Issue 1 – June 1, 2019

Welcome to the first edition of Rivers Law, Inc.’s quarterly newsletter! We are delighted to be expanding the reach of our attorneys’ knowledge to provide you helpful information and insight into key topics within special education law. Please note that this newsletter is intended to provide general information regarding special education law, and should not be construed as providing legal advice, representation or agreement. Every student and case is unique. If you are concerned about special education issues affecting your child, please call our office to schedule a free 30-minute consultation with one of our attorneys at 818-330-7012.

For our first edition, we will be starting at the beginning with a discussion of special education eligibility – how can a student be eligible for special education?

The Individuals with Disabilities Education Act (IDEA)

The first thing to understand is that special education was created and is defined by a very important federal law – the Individuals with Disabilities Education Act, more commonly referred to as the IDEA. If you are interested in reading the law, it can be found starting at 20 U.S.C. §1400. The portions of the California Education Code regarding special education mirror the federal law in many ways, including regarding eligibility.

The IDEA says that a student is eligible for special education if they meet two criteria: (1) The student must meet one of the 13 categories of eligibility AND (2) as a result of that disability, requires special education services to access his or her education.
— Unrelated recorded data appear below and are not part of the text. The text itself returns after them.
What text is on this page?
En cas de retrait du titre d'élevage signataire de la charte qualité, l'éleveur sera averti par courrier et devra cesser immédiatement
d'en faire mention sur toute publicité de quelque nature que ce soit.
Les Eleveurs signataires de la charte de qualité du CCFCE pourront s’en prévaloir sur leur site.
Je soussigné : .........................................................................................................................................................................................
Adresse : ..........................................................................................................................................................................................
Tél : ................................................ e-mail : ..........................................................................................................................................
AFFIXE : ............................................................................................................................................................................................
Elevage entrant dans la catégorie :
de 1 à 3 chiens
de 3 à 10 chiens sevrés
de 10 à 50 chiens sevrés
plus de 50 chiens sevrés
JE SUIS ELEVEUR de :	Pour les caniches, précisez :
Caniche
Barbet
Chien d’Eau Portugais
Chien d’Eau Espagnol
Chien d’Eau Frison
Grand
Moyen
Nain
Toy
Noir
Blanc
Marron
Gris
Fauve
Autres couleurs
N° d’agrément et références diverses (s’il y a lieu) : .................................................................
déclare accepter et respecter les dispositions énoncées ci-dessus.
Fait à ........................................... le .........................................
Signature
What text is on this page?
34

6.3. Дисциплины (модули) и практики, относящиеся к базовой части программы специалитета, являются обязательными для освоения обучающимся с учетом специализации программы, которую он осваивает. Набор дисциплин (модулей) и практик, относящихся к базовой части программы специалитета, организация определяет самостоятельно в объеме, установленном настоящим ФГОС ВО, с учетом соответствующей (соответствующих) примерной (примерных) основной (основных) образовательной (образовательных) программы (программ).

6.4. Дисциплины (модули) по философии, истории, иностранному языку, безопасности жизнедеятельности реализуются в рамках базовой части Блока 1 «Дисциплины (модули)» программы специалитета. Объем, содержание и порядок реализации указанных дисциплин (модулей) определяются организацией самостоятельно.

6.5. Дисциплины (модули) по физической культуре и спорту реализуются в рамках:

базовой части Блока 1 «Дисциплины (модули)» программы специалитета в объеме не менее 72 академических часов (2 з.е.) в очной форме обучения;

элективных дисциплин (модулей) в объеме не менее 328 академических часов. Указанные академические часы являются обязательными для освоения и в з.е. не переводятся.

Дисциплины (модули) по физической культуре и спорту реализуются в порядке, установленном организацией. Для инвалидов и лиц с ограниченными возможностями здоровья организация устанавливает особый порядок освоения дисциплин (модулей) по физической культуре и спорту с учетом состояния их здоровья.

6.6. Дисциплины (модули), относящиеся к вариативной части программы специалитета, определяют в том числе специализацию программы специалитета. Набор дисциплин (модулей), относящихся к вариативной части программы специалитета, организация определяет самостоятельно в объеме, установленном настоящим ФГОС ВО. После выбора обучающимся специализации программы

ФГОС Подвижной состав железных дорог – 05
13 Categories of Eligibility

The 13 qualifying categories of disability included in the IDEA are:

  1. Autism
  2. Deaf-blindness
  3. Deafness
  4. Emotional Disturbance
  5. Hearing Impairment
  6. Intellectual Disability
  7. Multiple Disabilities
  8. Orthopedic Impairment
  9. Other Health Impairment (e.g. diabetes, seizure disorder, heart condition)
  10. Specific Learning Disability
  11. Speech or Language Impairment
  12. Traumatic Brain Injury
  13. Visual Impairment, Including Blindness

All thirteen disabilities listed have specific definitions that the IEP team must discuss whether the student meets. To read the definition of any of the above disabilities, please see this section of the Code of Federal Regulations, which provides important definitions for terms used in the IDEA: 34 C.F.R. § 300.8.
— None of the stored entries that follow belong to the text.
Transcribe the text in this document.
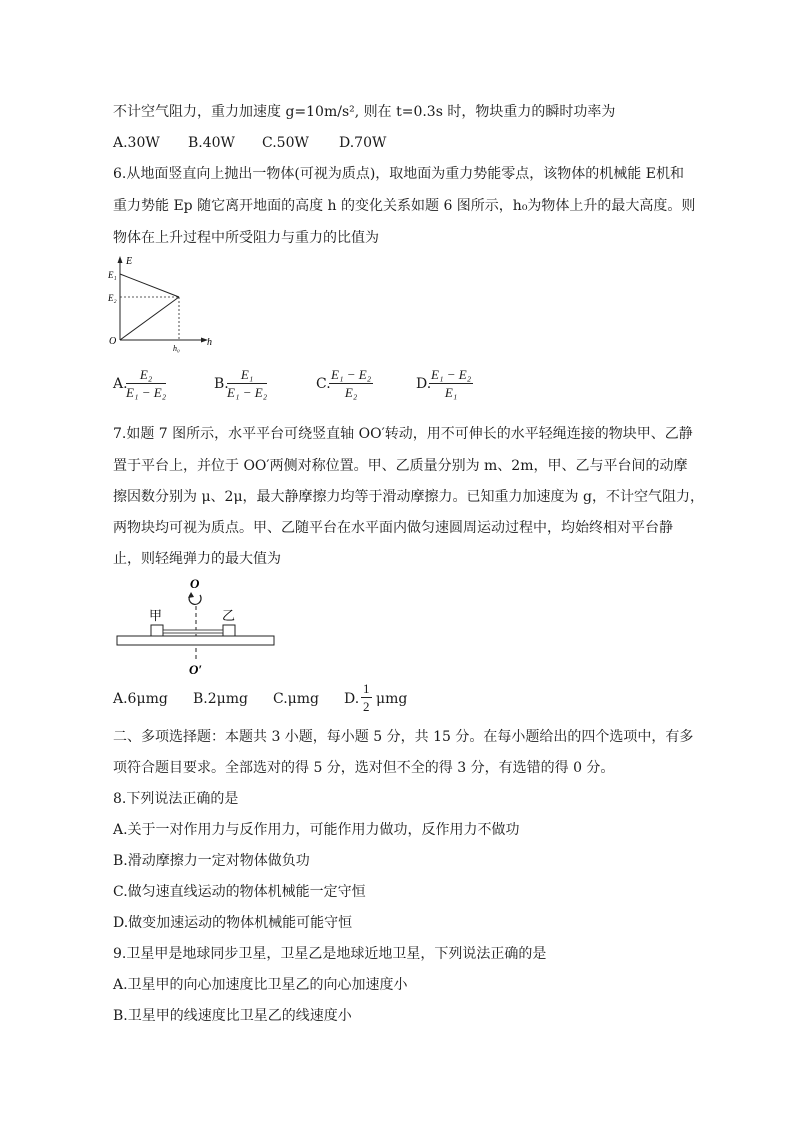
不计空气阻力，重力加速度 g=10m/s², 则在 t=0.3s 时，物块重力的瞬时功率为
A.30W B.40W C.50W D.70W
6.从地面竖直向上抛出一物体(可视为质点)，取地面为重力势能零点，该物体的机械能 E机和
重力势能 Ep 随它离开地面的高度 h 的变化关系如题 6 图所示，h₀为物体上升的最大高度。则
物体在上升过程中所受阻力与重力的比值为
E
E₁
E₂
O
h₀
h
A.
$\frac{\text{E₂}}{\text{E₁ − E₂}}$	B.
$\frac{\text{E₁}}{\text{E₁ − E₂}}$	C.
$\frac{\text{E₁ − E₂}}{\text{E₂}}$	D.
$\frac{\text{E₁ − E₂}}{\text{E₁}}$
7.如题 7 图所示，水平平台可绕竖直轴 OO′转动，用不可伸长的水平轻绳连接的物块甲、乙静
置于平台上，并位于 OO′两侧对称位置。甲、乙质量分别为 m、2m，甲、乙与平台间的动摩
擦因数分别为 μ、2μ，最大静摩擦力均等于滑动摩擦力。已知重力加速度为 g，不计空气阻力，
两物块均可视为质点。甲、乙随平台在水平面内做匀速圆周运动过程中，均始终相对平台静
止，则轻绳弹力的最大值为
O
甲	乙
O′
A.6μmg B.2μmg C.μmg D. $\frac{1}{2}$ μmg
二、多项选择题：本题共 3 小题，每小题 5 分，共 15 分。在每小题给出的四个选项中，有多
项符合题目要求。全部选对的得 5 分，选对但不全的得 3 分，有选错的得 0 分。
8.下列说法正确的是
A.关于一对作用力与反作用力，可能作用力做功，反作用力不做功
B.滑动摩擦力一定对物体做负功
C.做匀速直线运动的物体机械能一定守恒
D.做变加速运动的物体机械能可能守恒
9.卫星甲是地球同步卫星，卫星乙是地球近地卫星，下列说法正确的是
A.卫星甲的向心加速度比卫星乙的向心加速度小
B.卫星甲的线速度比卫星乙的线速度小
A Note on Other Health Impairment (OHI)

One of the most common categories of eligibility that our clients meet is Other Health Impairment, or OHI, for short. One of the reasons many students meet this eligibility is that Attention Deficit Disorder and Attention Deficit Hyperactivity Disorder (ADD/ADHD) are included within this category. These are very common disabilities in children that often require special education interventions. Parents often find it confusing which category their child with ADD or ADHD would meet, since those exact disabilities are not their own categories.

If your child has any other disability (e.g. diabetes, seizure disorder, heart condition) he/she may qualify for services under OHI if the symptoms reduces your child’s strength, stamina, focus, or alertness.

Diagnosis versus Eligibility

It is also important to know that there is a difference between qualifying for services under one of these categories under the IDEA and being diagnosed with a disability or condition by a psychologist, psychiatrist, or other type of doctor. Although there are many similarities in the symptoms these professionals and school psychologists are looking for, school districts cannot require the student to have any diagnosis of a disability to qualify for special education. Instead, they must complete assessments to determine if the student meets the requirements for special education.  However, having a diagnosis or an outside report can be helpful for the school evaluation process and you can always provide copies of those documents to the district to review and consider.

Any time a student shows signs of any of the above disabilities resulting in difficulty making progress in school, his/her school district must refer the student for assessments to determine eligibility and their individual needs for specialized instruction and other services.